Write the level of test that can endure the refactoring essentially untouched.

Think:

What essential, publicly-visible behavior will the application have both before and after the refactoring? How can I test that thing still works the same?

Answer 8

Don't waste time writing tests that hook in at points where you can anticipate that the interface is going to change in a non-trivial way. This is often a sign that you are trying to unit-test classes that are 'collaborative' in nature - whose value isn't in what they do themselves, but in how they interact with a number of closely-related classes to produce valuable behaviour. It's that behaviour that you want to test, which means that you want to be testing at a higher level. Testing below this level often requires a lot of ugly mocking, and the resultant tests can be more of a drag on development than an aid to defending behaviour.

Don't get too hung up on whether you're making a refactor, redesign, or whatever. You can make changes that at the lower level constitute a redesign of a number of components, but at a higher integration level simply amount to a refactor. The point is to be clear about what behaviour is of value to you, and defend that behaviour as you go.

It might be useful to consider as you write your tests - could I easily describe to a QA, a product owner, or a user, what this test is actually testing? If it seems like describing the test would be too esoteric and technical, maybe you're testing at the wrong level.

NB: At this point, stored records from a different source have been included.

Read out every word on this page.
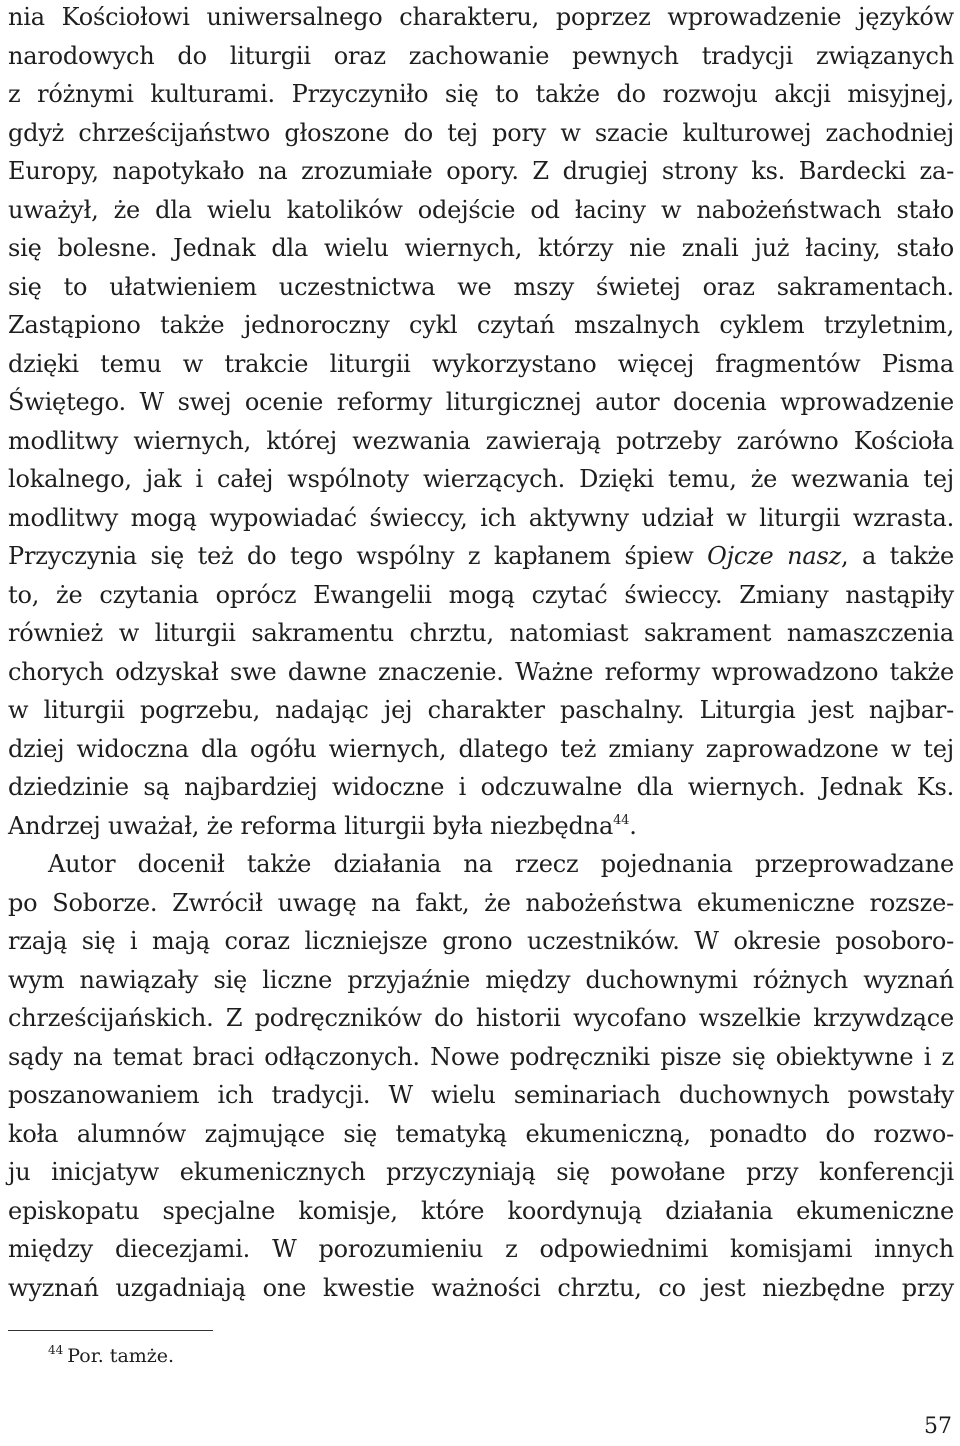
nia Kościołowi uniwersalnego charakteru, poprzez wprowadzenie języków
narodowych do liturgii oraz zachowanie pewnych tradycji związanych
z różnymi kulturami. Przyczyniło się to także do rozwoju akcji misyjnej,
gdyż chrześcijaństwo głoszone do tej pory w szacie kulturowej zachodniej
Europy, napotykało na zrozumiałe opory. Z drugiej strony ks. Bardecki za-
uważył, że dla wielu katolików odejście od łaciny w nabożeństwach stało
się bolesne. Jednak dla wielu wiernych, którzy nie znali już łaciny, stało
się to ułatwieniem uczestnictwa we mszy świetej oraz sakramentach.
Zastąpiono także jednoroczny cykl czytań mszalnych cyklem trzyletnim,
dzięki temu w trakcie liturgii wykorzystano więcej fragmentów Pisma
Świętego. W swej ocenie reformy liturgicznej autor docenia wprowadzenie
modlitwy wiernych, której wezwania zawierają potrzeby zarówno Kościoła
lokalnego, jak i całej wspólnoty wierzących. Dzięki temu, że wezwania tej
modlitwy mogą wypowiadać świeccy, ich aktywny udział w liturgii wzrasta.
Przyczynia się też do tego wspólny z kapłanem śpiew Ojcze nasz, a także
to, że czytania oprócz Ewangelii mogą czytać świeccy. Zmiany nastąpiły
również w liturgii sakramentu chrztu, natomiast sakrament namaszczenia
chorych odzyskał swe dawne znaczenie. Ważne reformy wprowadzono także
w liturgii pogrzebu, nadając jej charakter paschalny. Liturgia jest najbar-
dziej widoczna dla ogółu wiernych, dlatego też zmiany zaprowadzone w tej
dziedzinie są najbardziej widoczne i odczuwalne dla wiernych. Jednak Ks.
Andrzej uważał, że reforma liturgii była niezbędna$^{44}$.
Autor docenił także działania na rzecz pojednania przeprowadzane
po Soborze. Zwrócił uwagę na fakt, że nabożeństwa ekumeniczne rozsze-
rzają się i mają coraz liczniejsze grono uczestników. W okresie posoboro-
wym nawiązały się liczne przyjaźnie między duchownymi różnych wyznań
chrześcijańskich. Z podręczników do historii wycofano wszelkie krzywdzące
sądy na temat braci odłączonych. Nowe podręczniki pisze się obiektywne i z
poszanowaniem ich tradycji. W wielu seminariach duchownych powstały
koła alumnów zajmujące się tematyką ekumeniczną, ponadto do rozwo-
ju inicjatyw ekumenicznych przyczyniają się powołane przy konferencji
episkopatu specjalne komisje, które koordynują działania ekumeniczne
między diecezjami. W porozumieniu z odpowiednimi komisjami innych
wyznań uzgadniają one kwestie ważności chrztu, co jest niezbędne przy
$^{44}$ Por. tamże.
57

Test at the points/levels that 'make sense', and don't gum up your code with tests at every level.

Answer 9

Your first task is to try to come up with the "ideal method signature" for your tests. Strive to make it a pure function. This should be independent of the code that is actually under test; it is a small adapter layer. Write your code to this adapter layer. Now when you refactor your code, you only need to change the adapter layer. Here is a simple example:

[TestMethod]
public void simple_addition()
{
    Assert.AreEqual(7, Eval("3 + 4"));
}

[TestMethod]
public void order_of_operations()
{
    Assert.AreEqual(52, Eval("2 + 5 * 10"));
}

[TestMethod]
public void absolute_value()
{
    Assert.AreEqual(9, Eval("abs(-9)"));
    Assert.AreEqual(5, Eval("abs(5)"));
    Assert.AreEqual(0, Eval("abs(0)"));
}

static object Eval(string expression)
{
    // This is the code under test.
    // I can refactor this as much as I want without changing the tests.
    var settings = new EvaluatorSettings();
    Evaluator.Settings = settings;
    Evaluator.Evaluate(expression);
    return Evaluator.LastResult;
}

The tests are good, but the code under test has a bad API. I can refactor it without changing the tests simply by updating my adapter layer:

static object Eval(string expression)
{
    // After refactoring...
    var settings = new EvaluatorSettings();
    var evaluator = new Evaluator(settings);
    return evaluator.Evaluate(expression);
}

This example seems a pretty obvious thing to do per the Don't Repeat Yourself principle, but it may not be so obvious in other cases. The advantage goes beyond DRY - the real advantage is the decoupling of the tests from the code under test.

Of course, this technique may not be advisable in all situations. For example, there would be no reason to write adapters for POCOs/POJOs because they don't really have an API that could change independently of test code. Also if you're writing a small number of tests, a relatively large adapter layer would probably be wasted effort.